1. Wie sind die durchschnittlichen Unterrichtszeiten in der Ausbildung und wie hoch ist der Lernaufwand?

2. Hat man noch genügend Freizeit? Mir ist genügend Freizeit sehr wichtig,da ich Maintrailer bin und demenentsprechend häufig mit meinen Hunden trainiere.

3.Wie hoch ist das durchschnittliche Gehalt,wenn ich eine Ausbildung als Physio- und Ergotherapeutin abgeschlossen habe ?

4.Wie hoch ist das Ansteckungsrisiko bei der Arbeit? Man hat ja manchmal doch sehr nahen Patientenkontakt,wie sieht das Risiko aus,sich z.B. mit Hepatits,Grippe usw. zu infizieren? Tragt ihr beim massieren Handschuhe,wenn der Patient Hautverletzungen etc. hat?

5. Muss man (während der Ausbildung) ein Praktikum in einem Krankenhaus machen oder kann man auch ein Praktikum in einer Praxis absolvieren?

6. Wie sind eure Arbeitszeiten in einer Physiopraxis?

7.Hat man während der Ausbildung auch im Schwimmbad unterricht?

8. Muss man während der Ausbildung wirklich teilweise komplett unbekleidet sein oder kann man die Unterwäsche anlassen?

9. Wie lange sind die Ferienzeiten während der Ausbildung?

10. Würdet ihr den Beruf wieder wählen?

 


Geschrieben

Hi Lena,

1. Ansich normal,(i.d.R. 8h) die Ausbildung kann Phasenweiße enorm Lernaufwendig sein, gerade vor Prüfungen oder großen Testtagen und manchmal liegt man Stundenlang in der Sonne auf der Liege und wartet auf praktische Tests die nacheinander folgen oder man macht mit der Klasse irgendwelche Experimente, Sport oder sonst was. Das geht je nachdem was für Schulphasen sind. Kann aber wirklich cool sein. Dennoch Bedarf z.b. Anatomie und Physiologie und manche Fächer 3 Jahre über die ganze Zeit großen Lernaufwand der immer wieder kehrt.
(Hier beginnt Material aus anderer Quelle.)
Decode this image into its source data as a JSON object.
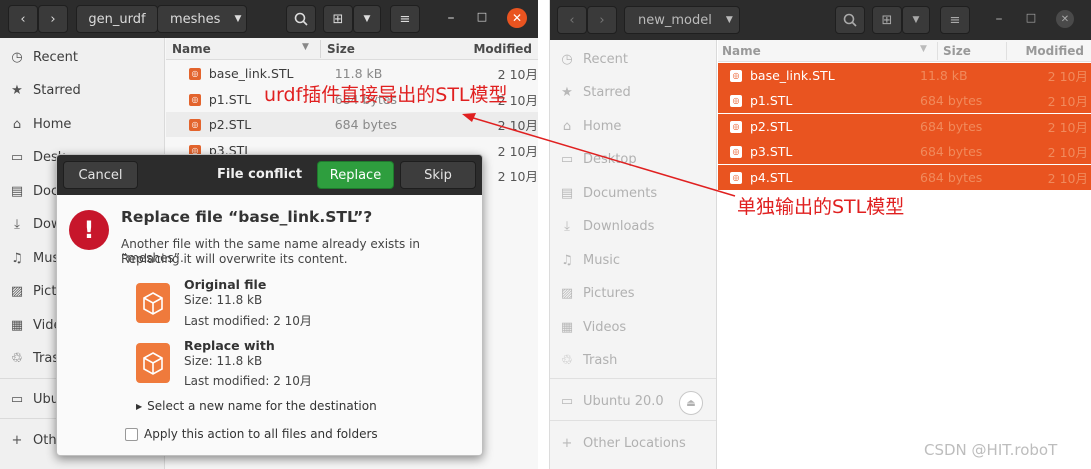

2. Nein, definitiv nicht. Ansich ist das ein sehr aufwendiger Beruf den man mit Hingabe machen muss, sonst verliert man schnell die Übersicht was den Lernstoff angeht. Was nicht heißt das du es nicht packst. Zu schaffen ist das für dich bestimmt locker aber das geht nicht wenn man lieber viel Freizeit haben möchte.

3. Ob du Ergotherapeutin bist oder irgendwas anderes ist nicht von Bedeutung. Je nach Bundesland und Einrichtung und Weiterbildungen gibt es da sehr Unterschiedliche Gehälter/Tarife/Vergütungen. + der große Unterschied zwischen den alten und neuen Bundesländern. Das kann zwischen 1400-2500€ Brutto für Neulinge Schwanken. Wobei alles über 2000€ Brutto sich meist auf Bayern,BaWü etc. bezieht und seltener ist und das meist nur in Rehas mit Tarifverträgen vorkommt.

4. Das Ansteckungsrisiko ist minimal. Bei Massagen haben die Patienten eigentlich nix. ;) Wenn Patienten mit Hautkrankheiten zum Arzt gehen werden die meist garnicht zur Physio vermittelt, sondern zu Hautärzten. Außer bei Patienten mit Lymphdrainage gibt es öfter offene Stellen, Entzündungen, Bakterielle Vorgänge etc. Da darf / muss man natürlich Handschuhe anziehen. Viele Patienten haben keine Einschränkungen.

5. Beides. Freie Praktika finden in einer Einrichtung deiner Wahl statt. Für alle Fachpraktikas (Innere,Neuro,Chiru,Ortho,Gyn) durchläufst jeweils mehrmals die gleiche oder eine andere Einrichtung in Form von Rehas, Krankenhäusern, Praxen.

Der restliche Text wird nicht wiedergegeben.